For our domain expert, we are going to be doing this research for the Austin Animal Shelter in Texas. By analyzing their data, we can help them to determine what factors lead to higher rates of adoption of their animals. We can also see which factors may be applicable to other animal shelters across the country. By discovering the trends present in this data set they will be able to change policy and practices to hopefully increase adoption rates and possibly decrease instances of euthanasia.

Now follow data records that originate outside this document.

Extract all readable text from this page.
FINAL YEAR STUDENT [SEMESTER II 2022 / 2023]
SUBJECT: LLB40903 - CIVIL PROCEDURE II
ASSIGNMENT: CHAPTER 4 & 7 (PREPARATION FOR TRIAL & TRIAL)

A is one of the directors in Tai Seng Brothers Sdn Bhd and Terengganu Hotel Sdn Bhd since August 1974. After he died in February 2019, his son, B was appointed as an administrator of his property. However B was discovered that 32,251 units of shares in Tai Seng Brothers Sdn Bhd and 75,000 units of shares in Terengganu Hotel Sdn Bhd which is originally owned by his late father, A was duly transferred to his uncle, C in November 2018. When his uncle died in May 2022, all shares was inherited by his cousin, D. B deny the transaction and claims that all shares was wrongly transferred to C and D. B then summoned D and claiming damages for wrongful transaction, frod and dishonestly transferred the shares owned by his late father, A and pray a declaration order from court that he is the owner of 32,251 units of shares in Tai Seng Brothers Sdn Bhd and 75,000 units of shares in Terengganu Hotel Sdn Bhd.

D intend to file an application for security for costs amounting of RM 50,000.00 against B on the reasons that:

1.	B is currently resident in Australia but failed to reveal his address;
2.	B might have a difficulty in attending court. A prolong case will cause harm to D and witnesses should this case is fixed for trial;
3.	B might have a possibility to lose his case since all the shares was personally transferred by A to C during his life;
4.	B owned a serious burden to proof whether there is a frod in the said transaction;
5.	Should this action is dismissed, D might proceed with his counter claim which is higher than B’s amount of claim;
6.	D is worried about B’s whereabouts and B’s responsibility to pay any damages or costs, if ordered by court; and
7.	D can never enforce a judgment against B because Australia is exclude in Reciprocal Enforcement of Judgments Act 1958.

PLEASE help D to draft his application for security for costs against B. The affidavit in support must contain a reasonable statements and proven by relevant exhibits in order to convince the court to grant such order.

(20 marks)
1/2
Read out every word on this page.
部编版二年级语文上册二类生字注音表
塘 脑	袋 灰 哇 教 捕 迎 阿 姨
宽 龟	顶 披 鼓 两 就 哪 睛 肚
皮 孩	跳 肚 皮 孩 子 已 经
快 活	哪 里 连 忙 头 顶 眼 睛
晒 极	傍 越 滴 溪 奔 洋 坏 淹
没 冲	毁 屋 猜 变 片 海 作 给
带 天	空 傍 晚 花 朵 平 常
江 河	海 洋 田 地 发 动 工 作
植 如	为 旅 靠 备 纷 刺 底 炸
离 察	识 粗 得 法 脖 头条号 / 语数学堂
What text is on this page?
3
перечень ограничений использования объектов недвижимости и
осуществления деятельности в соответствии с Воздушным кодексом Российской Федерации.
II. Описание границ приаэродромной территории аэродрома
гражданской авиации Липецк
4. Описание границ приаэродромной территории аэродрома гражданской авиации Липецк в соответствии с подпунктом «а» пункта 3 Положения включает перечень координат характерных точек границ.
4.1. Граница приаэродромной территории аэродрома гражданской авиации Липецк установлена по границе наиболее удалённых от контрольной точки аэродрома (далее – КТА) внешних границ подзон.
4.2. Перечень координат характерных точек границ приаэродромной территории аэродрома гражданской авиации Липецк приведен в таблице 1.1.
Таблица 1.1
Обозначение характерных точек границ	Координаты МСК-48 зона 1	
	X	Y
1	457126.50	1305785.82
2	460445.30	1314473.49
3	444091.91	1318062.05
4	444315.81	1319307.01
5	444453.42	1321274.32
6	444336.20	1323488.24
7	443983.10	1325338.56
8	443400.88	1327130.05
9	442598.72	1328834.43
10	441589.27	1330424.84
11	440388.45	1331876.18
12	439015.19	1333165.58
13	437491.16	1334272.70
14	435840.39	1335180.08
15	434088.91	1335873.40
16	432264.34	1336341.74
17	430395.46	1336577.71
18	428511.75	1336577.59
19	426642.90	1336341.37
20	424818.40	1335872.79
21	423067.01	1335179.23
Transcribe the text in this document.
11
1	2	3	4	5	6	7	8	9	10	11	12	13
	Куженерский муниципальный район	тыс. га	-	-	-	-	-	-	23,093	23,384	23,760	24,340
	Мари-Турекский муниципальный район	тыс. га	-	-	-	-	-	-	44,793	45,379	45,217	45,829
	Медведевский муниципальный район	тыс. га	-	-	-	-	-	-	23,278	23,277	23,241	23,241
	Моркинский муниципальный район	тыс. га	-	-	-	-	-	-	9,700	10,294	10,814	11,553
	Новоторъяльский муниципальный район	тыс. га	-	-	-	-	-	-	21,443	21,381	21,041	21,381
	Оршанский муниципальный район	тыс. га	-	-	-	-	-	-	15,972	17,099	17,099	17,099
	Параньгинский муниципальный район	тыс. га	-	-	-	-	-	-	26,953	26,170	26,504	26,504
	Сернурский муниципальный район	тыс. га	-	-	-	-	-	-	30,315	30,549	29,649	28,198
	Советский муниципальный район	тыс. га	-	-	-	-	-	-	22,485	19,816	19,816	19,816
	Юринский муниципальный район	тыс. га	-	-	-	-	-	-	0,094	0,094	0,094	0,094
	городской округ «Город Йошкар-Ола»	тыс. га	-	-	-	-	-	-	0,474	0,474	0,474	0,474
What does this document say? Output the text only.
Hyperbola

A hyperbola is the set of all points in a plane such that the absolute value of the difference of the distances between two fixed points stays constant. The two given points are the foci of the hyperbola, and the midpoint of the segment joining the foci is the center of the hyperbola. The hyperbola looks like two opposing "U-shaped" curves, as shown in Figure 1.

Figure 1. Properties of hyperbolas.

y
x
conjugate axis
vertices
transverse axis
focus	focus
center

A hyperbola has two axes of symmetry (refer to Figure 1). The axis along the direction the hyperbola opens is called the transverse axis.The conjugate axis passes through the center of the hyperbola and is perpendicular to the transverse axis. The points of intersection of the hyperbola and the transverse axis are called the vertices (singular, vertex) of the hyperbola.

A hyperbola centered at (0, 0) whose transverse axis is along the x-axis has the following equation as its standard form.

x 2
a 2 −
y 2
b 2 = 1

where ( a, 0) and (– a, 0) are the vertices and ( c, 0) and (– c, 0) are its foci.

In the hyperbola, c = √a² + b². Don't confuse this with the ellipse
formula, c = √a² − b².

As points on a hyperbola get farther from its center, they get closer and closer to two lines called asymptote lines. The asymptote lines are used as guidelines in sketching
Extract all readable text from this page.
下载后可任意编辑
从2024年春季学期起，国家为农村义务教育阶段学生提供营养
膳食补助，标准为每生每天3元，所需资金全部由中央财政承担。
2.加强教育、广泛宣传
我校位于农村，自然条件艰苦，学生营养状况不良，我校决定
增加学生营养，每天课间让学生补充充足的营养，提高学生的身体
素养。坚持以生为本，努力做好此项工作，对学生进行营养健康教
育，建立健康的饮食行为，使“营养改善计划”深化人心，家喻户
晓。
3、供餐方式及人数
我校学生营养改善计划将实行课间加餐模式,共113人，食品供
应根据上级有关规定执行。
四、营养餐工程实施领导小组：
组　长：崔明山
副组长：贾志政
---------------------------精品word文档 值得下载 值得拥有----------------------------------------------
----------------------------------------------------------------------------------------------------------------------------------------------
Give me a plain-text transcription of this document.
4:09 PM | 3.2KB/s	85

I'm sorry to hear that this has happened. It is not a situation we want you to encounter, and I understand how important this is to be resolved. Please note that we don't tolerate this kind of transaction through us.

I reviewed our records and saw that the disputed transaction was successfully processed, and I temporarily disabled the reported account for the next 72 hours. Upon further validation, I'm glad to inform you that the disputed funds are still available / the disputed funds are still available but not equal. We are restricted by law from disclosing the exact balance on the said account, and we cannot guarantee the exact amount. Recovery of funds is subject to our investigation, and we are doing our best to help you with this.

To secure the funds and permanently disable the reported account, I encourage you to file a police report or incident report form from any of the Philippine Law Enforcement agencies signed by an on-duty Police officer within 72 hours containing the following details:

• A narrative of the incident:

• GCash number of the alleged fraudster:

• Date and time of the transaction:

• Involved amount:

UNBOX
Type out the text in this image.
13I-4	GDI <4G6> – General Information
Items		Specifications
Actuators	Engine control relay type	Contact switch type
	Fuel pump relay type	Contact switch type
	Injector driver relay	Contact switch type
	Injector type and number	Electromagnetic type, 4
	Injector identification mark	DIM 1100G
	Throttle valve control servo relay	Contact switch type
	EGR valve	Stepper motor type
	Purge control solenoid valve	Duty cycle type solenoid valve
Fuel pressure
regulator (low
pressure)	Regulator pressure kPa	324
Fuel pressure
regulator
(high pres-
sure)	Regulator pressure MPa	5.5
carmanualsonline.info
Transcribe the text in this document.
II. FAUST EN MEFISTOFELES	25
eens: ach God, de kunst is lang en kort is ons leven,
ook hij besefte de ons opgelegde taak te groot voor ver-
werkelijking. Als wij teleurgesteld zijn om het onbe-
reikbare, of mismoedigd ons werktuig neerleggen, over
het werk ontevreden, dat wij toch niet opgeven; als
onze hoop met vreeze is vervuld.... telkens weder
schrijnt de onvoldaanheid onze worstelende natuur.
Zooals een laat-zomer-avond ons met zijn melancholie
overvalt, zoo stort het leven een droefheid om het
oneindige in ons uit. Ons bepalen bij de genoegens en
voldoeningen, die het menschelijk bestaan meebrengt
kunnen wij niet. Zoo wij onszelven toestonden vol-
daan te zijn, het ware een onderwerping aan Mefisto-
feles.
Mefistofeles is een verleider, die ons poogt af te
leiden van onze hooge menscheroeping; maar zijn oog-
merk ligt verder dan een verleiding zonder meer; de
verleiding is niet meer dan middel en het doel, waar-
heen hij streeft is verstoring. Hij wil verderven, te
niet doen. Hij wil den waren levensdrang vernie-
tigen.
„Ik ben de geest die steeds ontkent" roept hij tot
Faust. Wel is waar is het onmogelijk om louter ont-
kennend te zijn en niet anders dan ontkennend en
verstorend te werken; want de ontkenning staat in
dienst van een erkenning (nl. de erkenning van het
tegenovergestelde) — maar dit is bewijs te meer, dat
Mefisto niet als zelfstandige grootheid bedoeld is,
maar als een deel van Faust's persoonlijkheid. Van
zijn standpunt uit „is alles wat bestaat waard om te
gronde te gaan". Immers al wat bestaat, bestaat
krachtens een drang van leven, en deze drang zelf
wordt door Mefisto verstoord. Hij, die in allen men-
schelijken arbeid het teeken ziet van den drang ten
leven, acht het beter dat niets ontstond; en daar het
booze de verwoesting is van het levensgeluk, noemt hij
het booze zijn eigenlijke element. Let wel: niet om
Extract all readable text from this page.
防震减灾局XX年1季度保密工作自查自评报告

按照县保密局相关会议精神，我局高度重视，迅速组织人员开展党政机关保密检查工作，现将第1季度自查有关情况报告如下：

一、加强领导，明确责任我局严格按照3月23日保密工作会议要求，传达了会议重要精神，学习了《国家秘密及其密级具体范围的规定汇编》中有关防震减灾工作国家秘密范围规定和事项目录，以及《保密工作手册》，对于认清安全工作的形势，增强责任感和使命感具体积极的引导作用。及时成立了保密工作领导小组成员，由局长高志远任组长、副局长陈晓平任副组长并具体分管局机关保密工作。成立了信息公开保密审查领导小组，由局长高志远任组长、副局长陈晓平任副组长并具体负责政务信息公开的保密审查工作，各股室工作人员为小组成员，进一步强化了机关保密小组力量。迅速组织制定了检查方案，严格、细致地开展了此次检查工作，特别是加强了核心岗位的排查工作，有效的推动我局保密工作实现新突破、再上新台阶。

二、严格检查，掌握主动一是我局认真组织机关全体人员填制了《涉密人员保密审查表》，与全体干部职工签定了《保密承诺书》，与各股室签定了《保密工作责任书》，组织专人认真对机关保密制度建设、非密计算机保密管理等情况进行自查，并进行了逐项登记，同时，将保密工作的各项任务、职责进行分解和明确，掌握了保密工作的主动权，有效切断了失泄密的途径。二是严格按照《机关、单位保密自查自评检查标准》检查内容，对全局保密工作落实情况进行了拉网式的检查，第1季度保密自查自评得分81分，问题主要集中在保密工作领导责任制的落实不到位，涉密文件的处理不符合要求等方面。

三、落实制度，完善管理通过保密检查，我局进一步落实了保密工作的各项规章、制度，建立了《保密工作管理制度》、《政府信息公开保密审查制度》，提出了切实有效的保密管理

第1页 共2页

The data we will use to answer our questions is a dataset from Kaggle that gives information about thousands of animals admitted to the Austin Animal Center Shelter. The data set describes each animal with details including its age, gender, and condition, and outcome of the animal. This dataset can be found at the following URL: https://www.kaggle.com/aaronschlegel/austin-animal-center-shelter-outcomes-and
shelterdata3<-select(shelter_data33, -animal_id, -color, -monthyear, -name, -X13, -X14, -X15, -X16, -X17, -X18)
shelterdata3<- shelterdata3 %>% separate(sex_upon_outcome, into=c("Status","Sex"),sep=" ", fill="left")
shelterdata3<- shelterdata3 %>% separate(datetime, into=c("Year","Month"),sep="-",extra="drop")
## Warning: Expected 2 pieces. Missing pieces filled with `NA` in 1 rows [31].
shelterdata3<-shelterdata3[-31,]
shelterdata3$Year<-parse_integer(shelterdata3$Year)
shelterdata3$Month<-parse_integer(shelterdata3$Month)
shelterdata4<-as.tibble(select(shelterdata3, age_upon_outcome,animal_type,outcome_type,Sex))
testing6<-as.tibble(filter(shelterdata4,age_upon_outcome!="NULL",outcome_type!="Died",outcome_type!="Missing",outcome_type!="Rto-Adopt",outcome_type!="NA"))
testing7<-testing6%>%
separate(age_upon_outcome,c("age_num","age_unit")," ")
testing8<-as.tibble(filter(testing7,age_unit!="day",age_unit!="days",age_unit!="month",age_unit!="week",age_unit!="year",age_unit!="weeks"))
testing9<-as.tibble(filter(testing8,outcome_type=="Adoption"))
ggplot(data = testing9,mapping=aes(x=animal_type),na.rm=TRUE)+geom_bar()+facet_wrap(~age_unit)
As we can see from the plot above, one of the major factors influencing adoption rates is age, dependent on species. For cats, there are more adoptions when they are younger, while there are conversely more adoptions for older dogs. This could be due to the fact that older dogs are more likely to be perceived as mild, and could have been trained by previous owners to be well-behaved. Since cats tend to wander outside and mate, there could be a correlation between young cats and adoption simply because there may be more young cats born on the street that become strays. Either way, we see a clear trend to adopt more younger cats and older dogs.
animals_train = read_csv("~/Downloads/train.csv")
animals_test = read_csv("~/Downloads/test.csv")
animals_train = animals_train[,-1]
animals_test = animals_test[,-1]
animals <- bind_rows(animals_train, animals_test)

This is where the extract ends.